Jane J.

Jan 3, 2002
I think you have to give them expensive gifts at their birthday for the rest of their lives and pay for the Christening.


New member
Jan 30, 2004

Hi I became godmother to a young boy who was abandoned at the charity i was working for, I was expected to attend two classes of about an hour eachwith the priest. I am not expected to give expensive gifts but do give presents for his birthday and christmas. He also attends a special needs school and i help to buy some of the items with his god father on the list that he needs to enrol each september.

Other than the expectations put on godparents in any country i dont see any real difference, obviously religion here is often considered more important however due to my god sons conitive problems i do not really have to stress this importance to him, i took him to mass once a week and just generally help love and care for him.
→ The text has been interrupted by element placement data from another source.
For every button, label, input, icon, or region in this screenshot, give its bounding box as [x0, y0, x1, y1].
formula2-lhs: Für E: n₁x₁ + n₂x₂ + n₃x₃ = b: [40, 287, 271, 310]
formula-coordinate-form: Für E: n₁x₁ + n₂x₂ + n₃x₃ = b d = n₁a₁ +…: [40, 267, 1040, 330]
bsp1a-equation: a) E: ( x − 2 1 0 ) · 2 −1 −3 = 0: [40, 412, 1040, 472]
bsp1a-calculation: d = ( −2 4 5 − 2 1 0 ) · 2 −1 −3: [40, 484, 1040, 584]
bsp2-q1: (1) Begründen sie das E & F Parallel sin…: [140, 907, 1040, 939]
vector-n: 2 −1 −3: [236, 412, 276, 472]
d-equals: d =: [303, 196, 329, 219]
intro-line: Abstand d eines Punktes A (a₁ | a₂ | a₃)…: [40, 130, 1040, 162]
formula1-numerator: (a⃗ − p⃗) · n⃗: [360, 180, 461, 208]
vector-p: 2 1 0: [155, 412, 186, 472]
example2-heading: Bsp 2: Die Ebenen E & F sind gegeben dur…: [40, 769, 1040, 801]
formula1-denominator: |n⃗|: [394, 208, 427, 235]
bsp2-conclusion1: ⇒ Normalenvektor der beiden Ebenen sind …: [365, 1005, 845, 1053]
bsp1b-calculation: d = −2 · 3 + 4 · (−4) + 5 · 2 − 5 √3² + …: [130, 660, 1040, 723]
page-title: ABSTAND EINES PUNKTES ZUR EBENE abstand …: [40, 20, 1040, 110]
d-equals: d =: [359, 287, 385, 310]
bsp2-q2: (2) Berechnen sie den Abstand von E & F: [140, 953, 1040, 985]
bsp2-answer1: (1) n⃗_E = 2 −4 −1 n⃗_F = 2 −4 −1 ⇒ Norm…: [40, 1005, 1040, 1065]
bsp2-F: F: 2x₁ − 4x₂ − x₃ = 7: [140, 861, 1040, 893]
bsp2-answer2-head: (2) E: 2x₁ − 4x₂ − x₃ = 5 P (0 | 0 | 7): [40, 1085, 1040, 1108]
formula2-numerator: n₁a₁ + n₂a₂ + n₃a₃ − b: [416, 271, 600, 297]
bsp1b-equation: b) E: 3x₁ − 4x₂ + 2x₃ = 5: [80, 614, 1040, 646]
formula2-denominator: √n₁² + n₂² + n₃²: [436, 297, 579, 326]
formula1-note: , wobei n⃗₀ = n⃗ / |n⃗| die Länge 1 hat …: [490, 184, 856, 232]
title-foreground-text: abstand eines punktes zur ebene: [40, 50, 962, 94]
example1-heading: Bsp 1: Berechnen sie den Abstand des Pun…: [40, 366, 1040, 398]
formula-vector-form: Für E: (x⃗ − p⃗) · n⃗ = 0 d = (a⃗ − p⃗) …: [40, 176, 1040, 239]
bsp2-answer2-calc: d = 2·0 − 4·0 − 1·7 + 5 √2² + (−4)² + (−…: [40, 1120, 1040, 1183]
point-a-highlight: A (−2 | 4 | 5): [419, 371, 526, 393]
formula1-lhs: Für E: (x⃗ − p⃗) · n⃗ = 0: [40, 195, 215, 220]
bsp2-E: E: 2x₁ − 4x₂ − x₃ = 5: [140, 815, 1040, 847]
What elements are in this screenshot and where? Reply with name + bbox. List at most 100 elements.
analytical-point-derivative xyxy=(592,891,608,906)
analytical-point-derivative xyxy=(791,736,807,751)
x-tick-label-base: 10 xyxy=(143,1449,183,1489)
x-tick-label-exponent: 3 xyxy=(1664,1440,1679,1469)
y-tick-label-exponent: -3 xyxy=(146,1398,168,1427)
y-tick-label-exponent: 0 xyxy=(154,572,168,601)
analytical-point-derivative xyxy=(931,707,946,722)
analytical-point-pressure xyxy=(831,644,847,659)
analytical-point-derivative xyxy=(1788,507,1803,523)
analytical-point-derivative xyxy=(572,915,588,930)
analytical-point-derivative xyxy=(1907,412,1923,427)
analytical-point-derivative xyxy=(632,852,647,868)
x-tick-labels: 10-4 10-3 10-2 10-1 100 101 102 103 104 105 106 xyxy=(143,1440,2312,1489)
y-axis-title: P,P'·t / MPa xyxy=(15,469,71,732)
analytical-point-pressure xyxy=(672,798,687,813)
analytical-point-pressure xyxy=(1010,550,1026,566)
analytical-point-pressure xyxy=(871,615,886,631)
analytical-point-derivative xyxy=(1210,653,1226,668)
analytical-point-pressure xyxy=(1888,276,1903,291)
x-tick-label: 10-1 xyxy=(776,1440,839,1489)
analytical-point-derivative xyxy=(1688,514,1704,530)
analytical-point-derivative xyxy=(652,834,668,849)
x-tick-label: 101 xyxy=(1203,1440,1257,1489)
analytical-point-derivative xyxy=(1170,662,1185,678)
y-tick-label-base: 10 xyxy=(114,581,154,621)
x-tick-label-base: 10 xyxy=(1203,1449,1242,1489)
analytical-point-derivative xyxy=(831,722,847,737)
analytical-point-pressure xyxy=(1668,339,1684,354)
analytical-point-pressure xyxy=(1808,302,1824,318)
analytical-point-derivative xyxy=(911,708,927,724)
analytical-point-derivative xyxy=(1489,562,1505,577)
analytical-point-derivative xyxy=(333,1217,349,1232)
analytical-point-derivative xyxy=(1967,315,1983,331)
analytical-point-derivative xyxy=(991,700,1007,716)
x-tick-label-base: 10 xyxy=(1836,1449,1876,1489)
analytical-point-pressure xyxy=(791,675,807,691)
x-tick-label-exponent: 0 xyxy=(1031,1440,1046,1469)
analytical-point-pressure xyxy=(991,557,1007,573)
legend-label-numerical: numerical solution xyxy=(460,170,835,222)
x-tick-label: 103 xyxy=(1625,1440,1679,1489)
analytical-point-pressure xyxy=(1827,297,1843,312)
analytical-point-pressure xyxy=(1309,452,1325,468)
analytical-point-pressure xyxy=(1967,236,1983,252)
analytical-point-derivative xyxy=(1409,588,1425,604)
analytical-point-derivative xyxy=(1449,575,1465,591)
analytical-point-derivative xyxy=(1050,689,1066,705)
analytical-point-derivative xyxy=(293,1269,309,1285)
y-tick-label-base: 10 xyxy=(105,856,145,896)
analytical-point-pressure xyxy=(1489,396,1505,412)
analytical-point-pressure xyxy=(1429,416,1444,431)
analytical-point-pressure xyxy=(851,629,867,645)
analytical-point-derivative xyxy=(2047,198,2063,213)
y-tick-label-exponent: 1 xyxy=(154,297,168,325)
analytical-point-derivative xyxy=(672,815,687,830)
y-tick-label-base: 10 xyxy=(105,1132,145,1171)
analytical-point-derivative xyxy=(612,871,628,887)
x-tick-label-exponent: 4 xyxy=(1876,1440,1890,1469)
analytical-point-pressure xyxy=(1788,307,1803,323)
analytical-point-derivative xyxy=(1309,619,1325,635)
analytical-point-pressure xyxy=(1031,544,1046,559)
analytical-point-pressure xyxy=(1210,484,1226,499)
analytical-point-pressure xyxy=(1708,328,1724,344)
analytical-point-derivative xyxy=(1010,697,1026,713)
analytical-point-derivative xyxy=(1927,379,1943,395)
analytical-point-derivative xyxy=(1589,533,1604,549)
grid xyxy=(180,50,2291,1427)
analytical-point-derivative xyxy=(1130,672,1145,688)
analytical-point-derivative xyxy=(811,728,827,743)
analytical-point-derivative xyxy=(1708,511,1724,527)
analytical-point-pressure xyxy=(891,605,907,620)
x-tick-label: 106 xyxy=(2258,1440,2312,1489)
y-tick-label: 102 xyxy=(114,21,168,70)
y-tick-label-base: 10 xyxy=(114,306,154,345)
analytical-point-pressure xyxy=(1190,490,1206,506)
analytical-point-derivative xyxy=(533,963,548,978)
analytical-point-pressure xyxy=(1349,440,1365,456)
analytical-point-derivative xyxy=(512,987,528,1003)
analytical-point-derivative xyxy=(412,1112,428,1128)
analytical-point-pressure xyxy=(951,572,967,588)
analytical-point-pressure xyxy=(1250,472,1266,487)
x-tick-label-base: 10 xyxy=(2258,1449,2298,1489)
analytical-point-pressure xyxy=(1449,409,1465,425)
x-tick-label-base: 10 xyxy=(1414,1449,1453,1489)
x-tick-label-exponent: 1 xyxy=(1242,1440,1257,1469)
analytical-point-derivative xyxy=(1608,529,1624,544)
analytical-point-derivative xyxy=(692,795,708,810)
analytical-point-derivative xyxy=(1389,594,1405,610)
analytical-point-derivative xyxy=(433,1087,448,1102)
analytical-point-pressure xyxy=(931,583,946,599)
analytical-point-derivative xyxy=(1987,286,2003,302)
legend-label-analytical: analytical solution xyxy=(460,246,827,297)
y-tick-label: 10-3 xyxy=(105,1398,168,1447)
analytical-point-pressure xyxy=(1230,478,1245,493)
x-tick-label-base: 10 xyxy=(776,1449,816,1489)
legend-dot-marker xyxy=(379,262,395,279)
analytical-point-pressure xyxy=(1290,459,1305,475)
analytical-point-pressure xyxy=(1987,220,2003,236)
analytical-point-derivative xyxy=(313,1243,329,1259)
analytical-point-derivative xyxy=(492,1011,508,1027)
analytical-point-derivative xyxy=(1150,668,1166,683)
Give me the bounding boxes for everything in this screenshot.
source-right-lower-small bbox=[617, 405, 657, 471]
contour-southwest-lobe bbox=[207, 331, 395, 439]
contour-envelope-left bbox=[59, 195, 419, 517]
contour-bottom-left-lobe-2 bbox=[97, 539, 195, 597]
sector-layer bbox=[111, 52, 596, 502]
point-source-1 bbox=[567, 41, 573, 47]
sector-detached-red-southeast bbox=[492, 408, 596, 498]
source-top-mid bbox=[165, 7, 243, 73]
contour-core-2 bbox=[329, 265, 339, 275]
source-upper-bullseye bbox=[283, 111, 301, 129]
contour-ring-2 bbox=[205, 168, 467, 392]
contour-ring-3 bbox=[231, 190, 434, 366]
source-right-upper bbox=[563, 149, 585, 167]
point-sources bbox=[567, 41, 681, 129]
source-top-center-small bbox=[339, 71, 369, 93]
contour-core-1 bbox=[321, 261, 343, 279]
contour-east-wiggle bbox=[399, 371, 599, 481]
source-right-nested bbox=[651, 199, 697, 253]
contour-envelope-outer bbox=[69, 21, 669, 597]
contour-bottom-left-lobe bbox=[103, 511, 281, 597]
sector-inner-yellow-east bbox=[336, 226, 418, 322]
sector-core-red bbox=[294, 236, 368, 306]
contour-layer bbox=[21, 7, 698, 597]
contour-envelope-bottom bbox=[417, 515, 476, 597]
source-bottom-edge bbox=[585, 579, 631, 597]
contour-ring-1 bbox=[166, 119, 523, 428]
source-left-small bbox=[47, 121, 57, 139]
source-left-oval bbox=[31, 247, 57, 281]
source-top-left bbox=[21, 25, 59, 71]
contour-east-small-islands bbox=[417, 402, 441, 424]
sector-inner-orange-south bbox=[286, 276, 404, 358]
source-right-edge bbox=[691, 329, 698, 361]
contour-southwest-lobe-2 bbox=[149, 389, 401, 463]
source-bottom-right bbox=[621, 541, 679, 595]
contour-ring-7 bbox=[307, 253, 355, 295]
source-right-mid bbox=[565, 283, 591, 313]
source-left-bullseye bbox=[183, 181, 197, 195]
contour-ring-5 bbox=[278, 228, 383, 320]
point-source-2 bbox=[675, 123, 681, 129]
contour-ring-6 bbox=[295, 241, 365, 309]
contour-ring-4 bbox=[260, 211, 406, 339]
It was a great honour to be asked so just be proud that you were chosen and enjoy it the ceremony is not really any different unfortunately because of the home he came from and the view of 'crazy' people ie.people with disabilities in our area we were not allowed to have him baptised in the ceremony with the other children because of the suposed scene it would have caused but had it seperately either way it was a lovely day.

Enjoy and congratulations

Jersey Devil

Jul 5, 2002
Thank You

I appreciate your responses. I was told that in the past more was required of a godparent en la Republica Dominicana. Closer to what you said Jane but that the tradition is not taken as seriously as it once was.

God bless you,


boca chica dave

New member
Sep 25, 2004
No big Deal

I have been a Padrino for a year and a half. No classes, nothing. It seems to be the same as the U.S. Merely a formality for catholic people. The christening was done at my friend's home. I have only purchased the 1st year birthday cake.


New member
Sep 22, 2003
I was asked to present my "certificado de bautismo"... Meaning that I had to be baptized catholic to be a godmother in the catholic church...


Jan 1, 2002
There are some classess and the need of presenting proof of being Catholic in the first place.

In the old days the bond between parents and godparents was considered more sacred than that between siblings. A child had to treat godparents with as much respect - if not more - than he did his own parents. Also godparents were supposed to take the child under their wing should the parents die.

The tradition was to choose either someone that was very close to the parents, someone highly respected in their community, or someone rich (and probably respected too). That would give the child a headstart later in life should they need recommendations, or even a job (that's how Trujillo ended up being the godfather of countless kids here).

Obviously things have changed. Right now it's a bit more than a formality and gifts, no necessarily luxurious, are expected at Christmas.